Penyebab urbanisasi atau perpindahan penduduk perdesaan ke perkotaan terjadi karena adanya daya tarik (pull factors) dari perkotaan dan daya dorong (push factors) dari perdesaan.
Faktor Pendorong dari Desa:
a.         Faktor pendorong dan desa yang menyebabkan terjadinya urbanisasi sebagai beriikut.
b.         Terbatasnya kesempatan kerja atau lapangan kerja di desa.
c.          Tanah pertanian di desa banyak yang sudah tidak subur atau mengalami kekeringan.
d.         Kehidupan pedesaan lebih monoton (tetap/tidak berubah) daripada perkotaan.
e.          Fasilitas kehidupan kurang tersedia dan tidak memadai.
f.          Upah kerja di desa rendah.
g.          Timbulnya bencana desa, seperti banjir, gempa bumi, kemarau panjang, dan wabah penyakit.
Faktor Penarik dari Kota:
a.         Faktor penarik dan kota yang menyebabkan terjadinya urbanisasi sebagai berikut.

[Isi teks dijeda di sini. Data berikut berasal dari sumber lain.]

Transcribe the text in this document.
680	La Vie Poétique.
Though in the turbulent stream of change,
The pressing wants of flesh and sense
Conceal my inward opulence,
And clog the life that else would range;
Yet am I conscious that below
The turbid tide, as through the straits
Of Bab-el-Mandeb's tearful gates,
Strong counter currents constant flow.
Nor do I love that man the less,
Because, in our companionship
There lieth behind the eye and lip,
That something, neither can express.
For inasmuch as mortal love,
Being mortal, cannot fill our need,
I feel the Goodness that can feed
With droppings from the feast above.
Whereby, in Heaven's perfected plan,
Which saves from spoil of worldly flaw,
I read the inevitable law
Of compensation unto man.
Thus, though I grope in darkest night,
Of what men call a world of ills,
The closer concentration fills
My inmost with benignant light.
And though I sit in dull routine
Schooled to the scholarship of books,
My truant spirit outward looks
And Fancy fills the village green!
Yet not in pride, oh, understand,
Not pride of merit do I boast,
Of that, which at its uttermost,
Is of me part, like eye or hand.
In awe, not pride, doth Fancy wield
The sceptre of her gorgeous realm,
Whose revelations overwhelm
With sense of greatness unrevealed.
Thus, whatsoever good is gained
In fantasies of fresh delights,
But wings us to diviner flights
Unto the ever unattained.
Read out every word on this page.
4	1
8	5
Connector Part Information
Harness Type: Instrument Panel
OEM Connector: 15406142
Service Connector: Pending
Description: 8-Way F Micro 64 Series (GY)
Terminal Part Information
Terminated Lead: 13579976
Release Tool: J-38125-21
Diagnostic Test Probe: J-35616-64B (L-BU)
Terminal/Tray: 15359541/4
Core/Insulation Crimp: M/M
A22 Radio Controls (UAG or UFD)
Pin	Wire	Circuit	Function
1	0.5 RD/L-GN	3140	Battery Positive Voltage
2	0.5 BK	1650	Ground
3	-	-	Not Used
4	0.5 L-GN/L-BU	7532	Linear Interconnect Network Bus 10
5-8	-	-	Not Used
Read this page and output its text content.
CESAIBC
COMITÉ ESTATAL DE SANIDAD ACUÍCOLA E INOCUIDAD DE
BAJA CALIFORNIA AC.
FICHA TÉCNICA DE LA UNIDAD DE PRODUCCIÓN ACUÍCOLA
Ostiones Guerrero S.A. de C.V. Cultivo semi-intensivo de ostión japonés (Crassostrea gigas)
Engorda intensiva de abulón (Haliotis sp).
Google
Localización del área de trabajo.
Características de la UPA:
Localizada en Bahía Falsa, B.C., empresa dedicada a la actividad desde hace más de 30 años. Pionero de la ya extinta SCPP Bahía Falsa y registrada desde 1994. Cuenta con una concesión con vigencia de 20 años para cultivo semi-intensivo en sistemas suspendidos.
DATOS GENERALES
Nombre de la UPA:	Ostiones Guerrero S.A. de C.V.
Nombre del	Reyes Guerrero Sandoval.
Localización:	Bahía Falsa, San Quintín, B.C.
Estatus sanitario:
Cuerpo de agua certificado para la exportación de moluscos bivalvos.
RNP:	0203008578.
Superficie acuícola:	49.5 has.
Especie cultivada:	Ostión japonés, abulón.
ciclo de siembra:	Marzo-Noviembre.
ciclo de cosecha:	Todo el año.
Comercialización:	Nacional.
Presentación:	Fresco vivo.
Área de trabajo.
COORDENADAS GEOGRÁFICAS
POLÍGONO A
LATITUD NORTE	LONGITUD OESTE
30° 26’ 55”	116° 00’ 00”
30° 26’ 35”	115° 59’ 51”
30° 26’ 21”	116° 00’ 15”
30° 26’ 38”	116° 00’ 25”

b.        Kesempatan kerja lebih banyak dibandingkan dengan di desa.
c.         Upah kerja tinggi.
d.        Tersedia beragam fasilitas kehidupan, seperti fasilitas pendidikan, kesehatan, transportasi, rekreasi, dan pusat-pusat perbelanjaan.
e.         Kota sebagai pusat pemerintahan, perdagangan, ilmu pengetahuan, dan teknologi.
f.         Terjadinya urbanisasi membawa dampak positil dan negatif, baik bagi desa yang ditinggalkan, maupun bagi kota yang dihuni. Dampak positif urbanisasi bagi desa (daerah asal) sebagai berikut.
g.        Meningkatnya kesejahteraan penduduk melalui kiriman uang dan hasil pekerjaan di kota.
h.        Mendorong pembangunan desa karena penduduk telah mengetahui kemajuan dikota.
i.          Bagi desa yang padat penduduknya, urbanisasi dapat mengurangi jumlah penduduk.
j.          Mengurangi jumlah pengangguran di pedesaan.
Adapun dampak negatif urbanisasi bagi desa sebagai berikut:
a.         Desa kekurangan tenaga kerja untuk mengolah pertanian.
b.        Perilaku yang tidak sesuai dengan norma setempat sering ditularkan dan kehidupan kota.
c.         Desa banyak kehilangan penduduk yang berkualitas.
Dampak positif urbanisasi bagi kota sebagai berikut:
a.         Kota dapat memenuhi kebutuhan akan tenaga kerja.
b.        Semakin banyaknya sumber daya manusia yang berkualitas.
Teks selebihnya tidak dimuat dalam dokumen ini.